Many GOP moderates were offended by Goldwater’s words. His speech was seen as a deliberate insult to their more tempered values. Letters of protest poured into the GOP National Committee, and Goldwater could see that his cold, unconciliatory acceptance speech and his explosive line about extremism had refueled, rather than dampened, fiery convention tempers.

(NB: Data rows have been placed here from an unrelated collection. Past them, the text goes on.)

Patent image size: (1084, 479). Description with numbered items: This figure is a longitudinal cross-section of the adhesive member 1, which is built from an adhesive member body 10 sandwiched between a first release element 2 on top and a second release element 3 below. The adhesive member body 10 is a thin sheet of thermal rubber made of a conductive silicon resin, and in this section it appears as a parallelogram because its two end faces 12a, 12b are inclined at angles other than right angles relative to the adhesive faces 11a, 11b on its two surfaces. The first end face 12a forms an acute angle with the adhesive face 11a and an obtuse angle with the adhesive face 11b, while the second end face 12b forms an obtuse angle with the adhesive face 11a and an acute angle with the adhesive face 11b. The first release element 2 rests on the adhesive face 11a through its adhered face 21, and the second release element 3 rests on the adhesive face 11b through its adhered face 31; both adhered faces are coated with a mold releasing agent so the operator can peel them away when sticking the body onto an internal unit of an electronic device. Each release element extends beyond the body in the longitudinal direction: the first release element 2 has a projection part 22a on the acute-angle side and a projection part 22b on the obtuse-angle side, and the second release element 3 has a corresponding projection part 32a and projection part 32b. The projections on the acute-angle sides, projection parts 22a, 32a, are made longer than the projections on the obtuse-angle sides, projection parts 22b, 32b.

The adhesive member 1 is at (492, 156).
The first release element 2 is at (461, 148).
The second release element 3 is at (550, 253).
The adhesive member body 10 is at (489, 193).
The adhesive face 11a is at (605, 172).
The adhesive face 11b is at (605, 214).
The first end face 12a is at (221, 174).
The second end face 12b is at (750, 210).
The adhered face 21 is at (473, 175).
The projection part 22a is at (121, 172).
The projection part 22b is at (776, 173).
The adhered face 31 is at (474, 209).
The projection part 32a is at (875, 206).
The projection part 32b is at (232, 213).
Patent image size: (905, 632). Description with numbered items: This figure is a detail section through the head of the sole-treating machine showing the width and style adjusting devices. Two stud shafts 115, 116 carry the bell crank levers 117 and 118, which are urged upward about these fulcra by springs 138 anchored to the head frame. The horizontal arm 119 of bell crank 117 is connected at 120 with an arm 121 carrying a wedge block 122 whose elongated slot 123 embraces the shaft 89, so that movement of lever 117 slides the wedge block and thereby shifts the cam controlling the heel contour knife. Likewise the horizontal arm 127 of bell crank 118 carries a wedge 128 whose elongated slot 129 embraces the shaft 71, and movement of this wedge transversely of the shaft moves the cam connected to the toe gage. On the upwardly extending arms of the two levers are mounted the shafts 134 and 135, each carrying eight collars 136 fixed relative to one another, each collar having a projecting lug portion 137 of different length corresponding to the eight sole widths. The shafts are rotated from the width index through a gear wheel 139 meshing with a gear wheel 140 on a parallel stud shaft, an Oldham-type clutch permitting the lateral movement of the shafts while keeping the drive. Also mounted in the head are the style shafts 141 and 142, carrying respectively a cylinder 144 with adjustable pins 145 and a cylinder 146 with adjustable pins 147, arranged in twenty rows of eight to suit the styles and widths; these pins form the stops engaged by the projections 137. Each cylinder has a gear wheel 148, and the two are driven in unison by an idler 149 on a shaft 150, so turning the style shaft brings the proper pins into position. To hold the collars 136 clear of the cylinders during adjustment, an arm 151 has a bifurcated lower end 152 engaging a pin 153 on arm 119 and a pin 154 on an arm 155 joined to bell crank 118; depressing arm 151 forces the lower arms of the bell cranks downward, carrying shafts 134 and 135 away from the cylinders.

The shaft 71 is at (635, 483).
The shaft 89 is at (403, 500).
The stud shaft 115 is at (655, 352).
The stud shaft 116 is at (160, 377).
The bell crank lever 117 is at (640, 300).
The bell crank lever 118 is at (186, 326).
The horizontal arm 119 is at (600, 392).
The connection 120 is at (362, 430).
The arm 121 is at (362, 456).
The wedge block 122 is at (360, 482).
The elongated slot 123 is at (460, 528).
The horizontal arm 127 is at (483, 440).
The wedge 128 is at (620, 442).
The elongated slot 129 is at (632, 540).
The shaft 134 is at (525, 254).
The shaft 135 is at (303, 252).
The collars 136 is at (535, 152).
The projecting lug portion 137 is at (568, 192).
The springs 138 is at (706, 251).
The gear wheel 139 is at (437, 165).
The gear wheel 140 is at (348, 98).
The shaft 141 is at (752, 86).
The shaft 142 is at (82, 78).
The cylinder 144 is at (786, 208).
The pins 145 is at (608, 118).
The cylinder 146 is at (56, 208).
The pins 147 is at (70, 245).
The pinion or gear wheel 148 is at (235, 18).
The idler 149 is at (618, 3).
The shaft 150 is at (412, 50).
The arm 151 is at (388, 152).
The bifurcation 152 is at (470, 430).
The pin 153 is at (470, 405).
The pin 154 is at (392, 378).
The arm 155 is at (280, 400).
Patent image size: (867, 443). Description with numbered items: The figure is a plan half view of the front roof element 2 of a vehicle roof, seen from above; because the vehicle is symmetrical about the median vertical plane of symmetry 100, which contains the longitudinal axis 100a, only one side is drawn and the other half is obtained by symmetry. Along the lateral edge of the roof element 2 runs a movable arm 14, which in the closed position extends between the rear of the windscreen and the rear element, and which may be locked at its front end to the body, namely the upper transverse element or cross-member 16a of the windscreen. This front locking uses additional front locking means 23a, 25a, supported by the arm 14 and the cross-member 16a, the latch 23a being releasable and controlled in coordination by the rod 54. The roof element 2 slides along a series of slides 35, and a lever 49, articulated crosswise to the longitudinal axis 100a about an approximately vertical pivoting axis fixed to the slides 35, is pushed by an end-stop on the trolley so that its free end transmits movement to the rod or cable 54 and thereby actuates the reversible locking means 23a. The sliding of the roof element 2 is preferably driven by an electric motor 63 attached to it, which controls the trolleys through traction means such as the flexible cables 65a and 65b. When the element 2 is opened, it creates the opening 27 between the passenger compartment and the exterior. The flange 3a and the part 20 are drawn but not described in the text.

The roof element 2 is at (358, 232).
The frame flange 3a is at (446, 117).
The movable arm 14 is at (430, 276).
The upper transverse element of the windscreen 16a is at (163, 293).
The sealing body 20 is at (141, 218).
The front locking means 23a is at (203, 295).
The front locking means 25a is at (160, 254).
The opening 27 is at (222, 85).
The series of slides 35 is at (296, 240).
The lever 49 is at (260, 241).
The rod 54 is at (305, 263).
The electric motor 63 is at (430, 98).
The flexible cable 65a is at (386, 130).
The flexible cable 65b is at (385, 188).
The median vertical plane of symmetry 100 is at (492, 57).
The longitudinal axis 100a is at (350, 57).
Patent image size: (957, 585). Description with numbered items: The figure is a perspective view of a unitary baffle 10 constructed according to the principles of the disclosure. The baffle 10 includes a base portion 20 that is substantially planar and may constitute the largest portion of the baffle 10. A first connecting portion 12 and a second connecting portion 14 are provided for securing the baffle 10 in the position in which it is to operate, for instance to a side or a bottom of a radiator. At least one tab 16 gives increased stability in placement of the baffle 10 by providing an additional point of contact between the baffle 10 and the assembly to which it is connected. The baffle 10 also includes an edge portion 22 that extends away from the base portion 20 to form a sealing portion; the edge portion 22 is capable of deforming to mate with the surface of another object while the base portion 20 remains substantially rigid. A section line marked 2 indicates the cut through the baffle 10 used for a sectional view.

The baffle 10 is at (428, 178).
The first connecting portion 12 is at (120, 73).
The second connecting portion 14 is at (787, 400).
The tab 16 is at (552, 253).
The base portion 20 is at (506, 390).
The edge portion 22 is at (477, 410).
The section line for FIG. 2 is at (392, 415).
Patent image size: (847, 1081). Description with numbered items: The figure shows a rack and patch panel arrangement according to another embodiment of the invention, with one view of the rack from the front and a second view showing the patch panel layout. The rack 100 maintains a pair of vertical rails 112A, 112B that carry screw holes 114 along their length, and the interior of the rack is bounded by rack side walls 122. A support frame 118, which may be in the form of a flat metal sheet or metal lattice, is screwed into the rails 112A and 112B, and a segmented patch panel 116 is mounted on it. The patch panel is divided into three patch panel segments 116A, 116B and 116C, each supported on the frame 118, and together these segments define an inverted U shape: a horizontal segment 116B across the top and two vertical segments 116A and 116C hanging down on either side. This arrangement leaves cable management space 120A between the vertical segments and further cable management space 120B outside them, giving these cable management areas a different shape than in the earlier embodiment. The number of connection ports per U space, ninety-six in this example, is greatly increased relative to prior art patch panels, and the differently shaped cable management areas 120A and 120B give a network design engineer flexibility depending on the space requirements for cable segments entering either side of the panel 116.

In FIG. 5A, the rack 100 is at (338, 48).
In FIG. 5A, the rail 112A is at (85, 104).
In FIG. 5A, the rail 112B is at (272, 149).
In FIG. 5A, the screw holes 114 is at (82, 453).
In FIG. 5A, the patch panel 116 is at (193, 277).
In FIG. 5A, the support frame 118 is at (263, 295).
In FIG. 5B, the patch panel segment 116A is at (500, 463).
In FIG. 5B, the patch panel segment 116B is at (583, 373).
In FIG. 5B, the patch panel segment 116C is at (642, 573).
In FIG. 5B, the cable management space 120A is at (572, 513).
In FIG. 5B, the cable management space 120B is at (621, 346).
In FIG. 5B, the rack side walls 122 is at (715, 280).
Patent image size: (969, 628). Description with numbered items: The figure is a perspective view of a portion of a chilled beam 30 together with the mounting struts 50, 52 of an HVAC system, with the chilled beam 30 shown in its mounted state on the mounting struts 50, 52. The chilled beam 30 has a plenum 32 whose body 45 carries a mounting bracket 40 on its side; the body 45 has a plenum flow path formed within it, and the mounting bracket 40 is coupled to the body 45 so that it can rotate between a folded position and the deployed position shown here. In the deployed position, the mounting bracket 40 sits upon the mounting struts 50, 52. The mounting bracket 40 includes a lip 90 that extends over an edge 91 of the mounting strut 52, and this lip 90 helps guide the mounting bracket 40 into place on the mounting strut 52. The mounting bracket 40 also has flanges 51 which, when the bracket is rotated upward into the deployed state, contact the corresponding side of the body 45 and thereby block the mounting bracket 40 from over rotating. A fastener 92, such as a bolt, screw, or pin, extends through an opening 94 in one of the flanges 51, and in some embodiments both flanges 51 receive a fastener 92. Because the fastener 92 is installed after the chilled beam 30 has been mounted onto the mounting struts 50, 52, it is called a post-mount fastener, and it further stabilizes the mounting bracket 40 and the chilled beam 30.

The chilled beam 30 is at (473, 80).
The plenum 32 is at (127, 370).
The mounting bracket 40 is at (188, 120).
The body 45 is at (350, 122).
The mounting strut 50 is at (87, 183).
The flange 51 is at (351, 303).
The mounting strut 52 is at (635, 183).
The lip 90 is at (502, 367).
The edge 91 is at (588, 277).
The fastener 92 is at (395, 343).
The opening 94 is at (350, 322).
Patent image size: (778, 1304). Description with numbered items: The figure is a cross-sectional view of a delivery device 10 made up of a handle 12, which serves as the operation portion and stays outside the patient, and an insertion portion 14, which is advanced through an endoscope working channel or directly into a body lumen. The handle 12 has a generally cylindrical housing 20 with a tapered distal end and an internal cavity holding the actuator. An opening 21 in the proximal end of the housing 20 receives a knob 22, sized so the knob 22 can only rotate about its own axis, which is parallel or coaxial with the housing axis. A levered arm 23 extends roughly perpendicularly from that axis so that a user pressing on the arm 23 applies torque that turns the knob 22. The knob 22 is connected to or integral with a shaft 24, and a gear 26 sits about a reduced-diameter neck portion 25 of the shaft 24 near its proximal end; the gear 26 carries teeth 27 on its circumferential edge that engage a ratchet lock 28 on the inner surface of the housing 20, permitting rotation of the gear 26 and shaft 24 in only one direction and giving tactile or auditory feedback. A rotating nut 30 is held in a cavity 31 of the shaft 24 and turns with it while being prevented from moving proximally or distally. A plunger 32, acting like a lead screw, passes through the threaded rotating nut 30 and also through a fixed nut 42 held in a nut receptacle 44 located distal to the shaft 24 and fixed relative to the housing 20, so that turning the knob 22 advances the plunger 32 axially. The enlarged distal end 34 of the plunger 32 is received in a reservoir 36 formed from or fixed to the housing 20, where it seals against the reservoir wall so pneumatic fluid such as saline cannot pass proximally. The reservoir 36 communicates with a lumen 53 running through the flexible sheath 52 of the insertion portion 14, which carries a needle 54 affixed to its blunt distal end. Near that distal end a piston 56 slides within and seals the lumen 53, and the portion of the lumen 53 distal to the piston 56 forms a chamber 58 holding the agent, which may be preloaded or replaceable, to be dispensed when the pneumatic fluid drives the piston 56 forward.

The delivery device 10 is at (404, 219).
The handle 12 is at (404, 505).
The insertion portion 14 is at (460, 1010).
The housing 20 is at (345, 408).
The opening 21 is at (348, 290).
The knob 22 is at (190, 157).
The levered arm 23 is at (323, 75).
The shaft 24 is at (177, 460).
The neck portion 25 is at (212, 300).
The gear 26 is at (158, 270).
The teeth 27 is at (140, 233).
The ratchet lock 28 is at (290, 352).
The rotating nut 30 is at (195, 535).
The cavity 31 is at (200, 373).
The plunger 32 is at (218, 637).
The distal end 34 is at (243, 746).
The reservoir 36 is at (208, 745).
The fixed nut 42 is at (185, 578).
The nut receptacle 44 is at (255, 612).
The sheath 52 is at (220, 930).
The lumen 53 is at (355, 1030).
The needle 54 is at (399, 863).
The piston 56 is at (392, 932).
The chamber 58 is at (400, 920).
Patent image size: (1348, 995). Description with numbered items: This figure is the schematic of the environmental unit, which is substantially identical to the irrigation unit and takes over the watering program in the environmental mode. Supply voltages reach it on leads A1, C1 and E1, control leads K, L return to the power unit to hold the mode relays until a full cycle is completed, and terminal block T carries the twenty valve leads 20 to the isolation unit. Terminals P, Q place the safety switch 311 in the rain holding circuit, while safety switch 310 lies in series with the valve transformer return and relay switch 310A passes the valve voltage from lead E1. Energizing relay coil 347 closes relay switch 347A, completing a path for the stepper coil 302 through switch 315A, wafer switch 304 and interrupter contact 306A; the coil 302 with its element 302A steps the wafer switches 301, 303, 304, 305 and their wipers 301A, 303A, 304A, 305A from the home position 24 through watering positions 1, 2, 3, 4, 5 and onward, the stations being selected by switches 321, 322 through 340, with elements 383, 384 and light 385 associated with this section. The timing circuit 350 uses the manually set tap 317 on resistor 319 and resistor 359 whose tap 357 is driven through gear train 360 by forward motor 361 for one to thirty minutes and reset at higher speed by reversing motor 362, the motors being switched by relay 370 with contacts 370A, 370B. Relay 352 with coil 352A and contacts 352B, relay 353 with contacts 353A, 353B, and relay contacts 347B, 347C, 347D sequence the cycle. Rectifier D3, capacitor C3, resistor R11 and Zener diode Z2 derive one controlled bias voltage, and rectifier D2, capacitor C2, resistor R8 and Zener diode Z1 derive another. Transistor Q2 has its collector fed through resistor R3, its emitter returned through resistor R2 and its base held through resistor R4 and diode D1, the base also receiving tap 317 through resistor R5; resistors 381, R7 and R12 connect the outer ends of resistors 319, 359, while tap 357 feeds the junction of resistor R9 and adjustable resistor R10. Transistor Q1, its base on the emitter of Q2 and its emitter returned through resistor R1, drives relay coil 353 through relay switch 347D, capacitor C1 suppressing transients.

He knew that something had to be done about it.

 

GOP Presidential nominee Barry Goldwater speaks to reporters while attending the GOP Summit held at Hotel Hershey, Hershey, PA.  8/12/1964

GOP Presidential nominee Barry Goldwater speaks to reporters while attending the GOP Summit held at Hotel Hershey, Hershey, PA. 8/12/1964

 

Then, carrying out a plan conceived even before the convention, Goldwater skillfully handled a remarkable summit conference of GOP leaders in Hershey, PA held at Hotel Hershey on August 12, 1964.

 

 

Former President Dwight Eisenhower addresses the room at the GOP Summit, held at Hotel Hershey, Hershey, PA.  l-r: Vice-presidential candidate William Miller, former President Eisenhower, GOP presidential candidate Barry Goldwater, Richard Nixon.  8/12/1964

Former President Dwight Eisenhower addresses the room at the GOP Summit, held at Hotel Hershey, Hershey, PA. l-r: Vice-presidential candidate William Miller, former President Eisenhower, GOP presidential candidate Barry Goldwater, Richard Nixon. 8/12/1964

 

Moderated by former President Dwight Eisenhower, the GOP summit brought together many of the party’s leaders, including Pennsylvania Governor William Scranton, Richard Nixon and Vice-president GOP candidate William Miller.

 

The Summit made no significant impact on Mr. Goldwater’s presidential campaign. In the November election, he would win only his own state, Arizona and the five states of the deep south. Lyndon Johnson would sweep the election with 61% of the popular vote and 4/5s of the electoral college votes.